John K. Yambasu, the West African bishop who brought factions of the United Methodist Church (UMC) together to agree on a plan for their split over homosexuality, died in a car accident outside Freeport, Sierra Leone, over the weekend.

The 63-year-old is remembered as a gentle diplomat in the church and a faithful advocate for Christian education in Africa.

Yambasu, the resident bishop of the Sierra Leone area and president of the United Methodist Africa College of Bishops, “stood like a giant in the worldwide mission of the United Methodist Church,” said Bishop Hee Soo Jung, president of the denomination’s General Board of Global Ministries.

Yambasu organized the Protocol for Reconciliation and Grace, a proposal announced in January 2020 and to be voted on in August 2021.

After several stalemates over what to do about the UMC’s decades of division over same-sex marriage and gay clergy, the protocol brought together key leaders from all sides and is expected to be the final chapter in this decades-long battle when the denomination’s legislative body convenes at its postponed conference next year.

Yambasu trusted God as determining the outcome of their prolonged denominational efforts.

“I strongly believe that we don’t own the church, it is God’s church, and God is just using us as instruments of his grace,” he said. “No matter what we do, no matter how much money we spend, no matter what conversations we do, in the final analysis it’s God’s church, and God will lead his church to where he wants his church to be.”

Methodist leaders on both sides of the anticipated split paid tribute to him after the news of his death on Sunday.

Jan Lawrence, executive director of Reconciling Ministries Network, which focuses on welcoming the LGBTQ community, said Yambasu “became a friend during our meetings,” and “The United Methodist Church will miss his leadership and his positive energy.”

Keith Boyette, president of the Wesleyan Covenant Association, a group that advocates for a traditional view of marriage and against LGBT clergy, remembered his “wise counsel and gentle spirit.”

The UMC missions agency notes that Yambasu’s calm, uniting presence and diplomatic leadership allowed him to negotiate the end of a 12-year schism within the Burundi church in 2018. He was also instrumental in rallying faith communities from all across Sierra Leone to help prevent the spread of Ebola as it moved across West Africa in 2014–2016.

Born in southern Sierra Leone, Bishop Yambasu received his primary and secondary education at United Methodist mission schools. He earned a bachelor’s in agriculture from Njal University, a passion that continued into his ministry as a bishop as he called for better stewardship of church land in food production.

He received his master’s of theology from the Candler School of Theology at Emory University in Atlanta. Last year, he was elected chancellor of Africa University, a Methodist institution in Zimbabwe.

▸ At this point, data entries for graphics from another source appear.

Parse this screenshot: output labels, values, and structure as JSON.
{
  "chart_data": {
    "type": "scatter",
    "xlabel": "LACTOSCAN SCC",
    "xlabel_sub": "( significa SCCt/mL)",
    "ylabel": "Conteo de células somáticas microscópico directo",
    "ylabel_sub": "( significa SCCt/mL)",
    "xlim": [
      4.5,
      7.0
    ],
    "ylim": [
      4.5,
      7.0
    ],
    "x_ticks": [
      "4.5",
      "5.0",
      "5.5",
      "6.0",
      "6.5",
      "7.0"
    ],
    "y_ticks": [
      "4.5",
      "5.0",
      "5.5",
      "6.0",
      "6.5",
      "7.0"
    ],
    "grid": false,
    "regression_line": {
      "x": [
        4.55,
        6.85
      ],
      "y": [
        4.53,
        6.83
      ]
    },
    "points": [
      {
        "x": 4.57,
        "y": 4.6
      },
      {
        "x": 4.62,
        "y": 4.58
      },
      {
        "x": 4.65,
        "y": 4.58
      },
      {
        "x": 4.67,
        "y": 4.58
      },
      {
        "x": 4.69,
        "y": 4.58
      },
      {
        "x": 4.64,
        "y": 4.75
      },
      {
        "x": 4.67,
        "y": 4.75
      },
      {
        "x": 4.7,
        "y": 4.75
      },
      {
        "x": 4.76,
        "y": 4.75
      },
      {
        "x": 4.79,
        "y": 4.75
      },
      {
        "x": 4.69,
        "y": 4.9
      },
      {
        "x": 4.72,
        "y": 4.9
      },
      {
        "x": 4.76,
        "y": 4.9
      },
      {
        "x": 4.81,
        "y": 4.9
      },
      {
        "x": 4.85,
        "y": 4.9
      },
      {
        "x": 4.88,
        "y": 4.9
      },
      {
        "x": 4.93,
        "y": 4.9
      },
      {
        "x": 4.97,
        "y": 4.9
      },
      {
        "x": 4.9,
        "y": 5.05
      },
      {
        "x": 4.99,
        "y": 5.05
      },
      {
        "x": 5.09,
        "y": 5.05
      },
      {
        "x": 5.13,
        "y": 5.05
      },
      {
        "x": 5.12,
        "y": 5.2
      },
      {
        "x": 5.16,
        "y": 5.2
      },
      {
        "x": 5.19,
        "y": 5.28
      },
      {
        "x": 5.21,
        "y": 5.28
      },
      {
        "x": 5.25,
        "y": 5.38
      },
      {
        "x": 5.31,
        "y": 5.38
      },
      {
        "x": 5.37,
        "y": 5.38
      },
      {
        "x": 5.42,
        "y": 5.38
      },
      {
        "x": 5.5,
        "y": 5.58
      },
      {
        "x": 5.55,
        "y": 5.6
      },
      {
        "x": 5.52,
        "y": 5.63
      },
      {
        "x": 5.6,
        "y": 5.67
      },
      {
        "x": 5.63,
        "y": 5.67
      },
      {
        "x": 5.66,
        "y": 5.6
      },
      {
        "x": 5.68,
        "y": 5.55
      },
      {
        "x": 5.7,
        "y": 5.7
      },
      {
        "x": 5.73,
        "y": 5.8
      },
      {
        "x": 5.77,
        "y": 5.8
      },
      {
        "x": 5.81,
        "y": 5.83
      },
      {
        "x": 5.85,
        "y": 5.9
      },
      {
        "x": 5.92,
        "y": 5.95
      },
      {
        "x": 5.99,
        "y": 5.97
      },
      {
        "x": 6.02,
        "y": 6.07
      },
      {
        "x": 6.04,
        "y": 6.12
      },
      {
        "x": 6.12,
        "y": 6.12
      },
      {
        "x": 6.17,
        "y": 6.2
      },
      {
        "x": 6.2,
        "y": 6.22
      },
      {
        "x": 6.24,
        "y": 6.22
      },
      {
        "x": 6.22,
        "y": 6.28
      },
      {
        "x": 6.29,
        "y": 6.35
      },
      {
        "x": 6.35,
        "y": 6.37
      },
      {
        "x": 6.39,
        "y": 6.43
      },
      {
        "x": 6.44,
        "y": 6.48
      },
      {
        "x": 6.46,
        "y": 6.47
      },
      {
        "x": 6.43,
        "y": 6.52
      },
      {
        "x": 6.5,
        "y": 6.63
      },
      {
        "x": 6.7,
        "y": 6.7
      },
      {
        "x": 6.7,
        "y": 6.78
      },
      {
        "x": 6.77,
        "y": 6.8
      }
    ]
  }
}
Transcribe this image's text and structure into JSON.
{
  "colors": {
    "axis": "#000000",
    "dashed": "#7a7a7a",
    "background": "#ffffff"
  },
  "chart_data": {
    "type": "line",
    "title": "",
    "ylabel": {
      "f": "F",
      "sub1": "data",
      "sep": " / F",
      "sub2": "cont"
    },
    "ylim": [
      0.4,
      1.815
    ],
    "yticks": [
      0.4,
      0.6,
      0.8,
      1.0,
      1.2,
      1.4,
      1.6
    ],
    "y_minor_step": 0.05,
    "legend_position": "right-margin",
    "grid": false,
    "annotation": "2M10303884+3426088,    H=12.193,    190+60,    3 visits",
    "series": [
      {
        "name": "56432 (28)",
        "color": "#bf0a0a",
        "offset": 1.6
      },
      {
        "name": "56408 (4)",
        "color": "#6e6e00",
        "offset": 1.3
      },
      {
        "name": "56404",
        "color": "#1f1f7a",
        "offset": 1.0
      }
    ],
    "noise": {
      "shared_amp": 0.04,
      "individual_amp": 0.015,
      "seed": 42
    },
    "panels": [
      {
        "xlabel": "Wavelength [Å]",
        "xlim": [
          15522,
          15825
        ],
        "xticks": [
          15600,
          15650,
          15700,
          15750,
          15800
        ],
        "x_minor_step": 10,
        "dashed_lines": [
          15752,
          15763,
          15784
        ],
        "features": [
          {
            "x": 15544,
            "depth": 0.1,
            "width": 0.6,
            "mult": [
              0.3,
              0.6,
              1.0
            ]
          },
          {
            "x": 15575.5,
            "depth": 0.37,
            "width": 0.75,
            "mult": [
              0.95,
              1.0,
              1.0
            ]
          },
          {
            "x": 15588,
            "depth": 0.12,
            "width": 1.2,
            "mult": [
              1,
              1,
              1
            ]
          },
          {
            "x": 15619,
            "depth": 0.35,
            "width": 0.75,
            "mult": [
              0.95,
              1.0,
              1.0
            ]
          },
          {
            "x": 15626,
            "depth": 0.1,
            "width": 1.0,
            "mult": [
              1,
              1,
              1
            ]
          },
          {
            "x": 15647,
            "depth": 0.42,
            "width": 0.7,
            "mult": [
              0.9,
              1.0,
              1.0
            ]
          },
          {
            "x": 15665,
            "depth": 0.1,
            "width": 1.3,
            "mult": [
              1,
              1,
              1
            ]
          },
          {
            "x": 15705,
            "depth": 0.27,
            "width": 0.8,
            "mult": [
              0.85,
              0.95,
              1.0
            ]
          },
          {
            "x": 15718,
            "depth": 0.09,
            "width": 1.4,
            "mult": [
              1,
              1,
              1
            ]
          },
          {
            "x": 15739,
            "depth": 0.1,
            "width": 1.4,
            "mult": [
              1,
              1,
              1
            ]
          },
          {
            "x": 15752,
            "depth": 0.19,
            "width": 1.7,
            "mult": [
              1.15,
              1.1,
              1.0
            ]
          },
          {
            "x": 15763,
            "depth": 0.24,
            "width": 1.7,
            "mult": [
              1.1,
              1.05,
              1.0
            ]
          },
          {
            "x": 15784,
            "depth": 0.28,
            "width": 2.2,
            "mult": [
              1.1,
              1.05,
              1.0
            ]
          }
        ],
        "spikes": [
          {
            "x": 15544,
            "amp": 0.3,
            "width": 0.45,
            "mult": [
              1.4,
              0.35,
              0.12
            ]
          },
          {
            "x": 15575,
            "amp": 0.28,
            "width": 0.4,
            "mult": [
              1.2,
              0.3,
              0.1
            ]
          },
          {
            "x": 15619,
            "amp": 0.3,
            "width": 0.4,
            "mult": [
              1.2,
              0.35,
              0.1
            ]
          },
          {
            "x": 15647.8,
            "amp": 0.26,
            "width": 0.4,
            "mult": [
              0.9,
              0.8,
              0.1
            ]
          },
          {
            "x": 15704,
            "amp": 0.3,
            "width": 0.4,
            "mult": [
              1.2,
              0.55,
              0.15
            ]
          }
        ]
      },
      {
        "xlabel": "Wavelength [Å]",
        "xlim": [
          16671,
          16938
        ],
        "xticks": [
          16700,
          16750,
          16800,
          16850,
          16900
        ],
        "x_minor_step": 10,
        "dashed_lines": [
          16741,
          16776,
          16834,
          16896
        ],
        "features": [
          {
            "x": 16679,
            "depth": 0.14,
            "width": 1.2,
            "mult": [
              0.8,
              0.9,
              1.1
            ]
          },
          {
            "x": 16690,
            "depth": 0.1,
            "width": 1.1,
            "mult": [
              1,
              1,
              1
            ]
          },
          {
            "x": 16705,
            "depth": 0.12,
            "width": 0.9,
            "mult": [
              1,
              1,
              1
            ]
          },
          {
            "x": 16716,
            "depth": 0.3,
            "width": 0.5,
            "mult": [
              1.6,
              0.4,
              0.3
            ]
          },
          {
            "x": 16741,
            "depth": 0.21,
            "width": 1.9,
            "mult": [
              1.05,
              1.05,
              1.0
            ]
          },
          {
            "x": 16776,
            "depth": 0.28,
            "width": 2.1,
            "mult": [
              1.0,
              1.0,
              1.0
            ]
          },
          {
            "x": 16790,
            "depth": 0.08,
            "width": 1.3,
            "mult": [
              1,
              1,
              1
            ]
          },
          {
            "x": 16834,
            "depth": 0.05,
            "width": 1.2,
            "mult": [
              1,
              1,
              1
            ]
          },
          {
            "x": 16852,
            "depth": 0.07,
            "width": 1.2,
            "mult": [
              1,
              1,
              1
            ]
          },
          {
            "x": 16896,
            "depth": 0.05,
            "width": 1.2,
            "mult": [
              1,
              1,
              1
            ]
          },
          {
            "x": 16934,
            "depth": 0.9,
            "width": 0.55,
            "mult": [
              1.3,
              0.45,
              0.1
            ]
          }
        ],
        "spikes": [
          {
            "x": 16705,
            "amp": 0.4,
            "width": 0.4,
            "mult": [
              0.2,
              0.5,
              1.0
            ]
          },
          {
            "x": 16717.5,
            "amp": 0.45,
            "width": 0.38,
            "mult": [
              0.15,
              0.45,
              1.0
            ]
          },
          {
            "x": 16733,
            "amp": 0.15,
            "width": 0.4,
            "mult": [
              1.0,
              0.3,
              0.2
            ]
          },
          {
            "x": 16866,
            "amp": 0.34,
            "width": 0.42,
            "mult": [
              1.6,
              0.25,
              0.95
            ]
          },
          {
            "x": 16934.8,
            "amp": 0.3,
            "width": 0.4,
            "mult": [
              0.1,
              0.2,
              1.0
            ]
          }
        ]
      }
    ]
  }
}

Yambasu pastored churches in Freetown and Moyamba, but ultimately focused on Christian education and youth ministry.

He founded the Child Rescue Center to care for children whose families were left impoverished by more than a decade of civil war. “The dream was to provide hope for many children that were abandoned and languishing on the streets of Sierra Leone during the war. Most were either orphaned or displaced by the civil conflict,” the bishop said in 2017.

While he was known for his recent involvement in debates over sexuality, Yambasu also challenged Methodists to think about their responsibility to also address poverty, illiteracy, and starvation in places like Africa.

“I would only want to appeal to the general church that we pause for a while and rethink our calling as a church,” he said in 2018. “Is that what God has really called us to do, to spend his resources legislating sex? Or has he called us to be on mission to the whole world?”

Yambasu is survived by his wife, Millicent, and their children Rebecca, Adima, John, Emmanuel, and Elizabeth.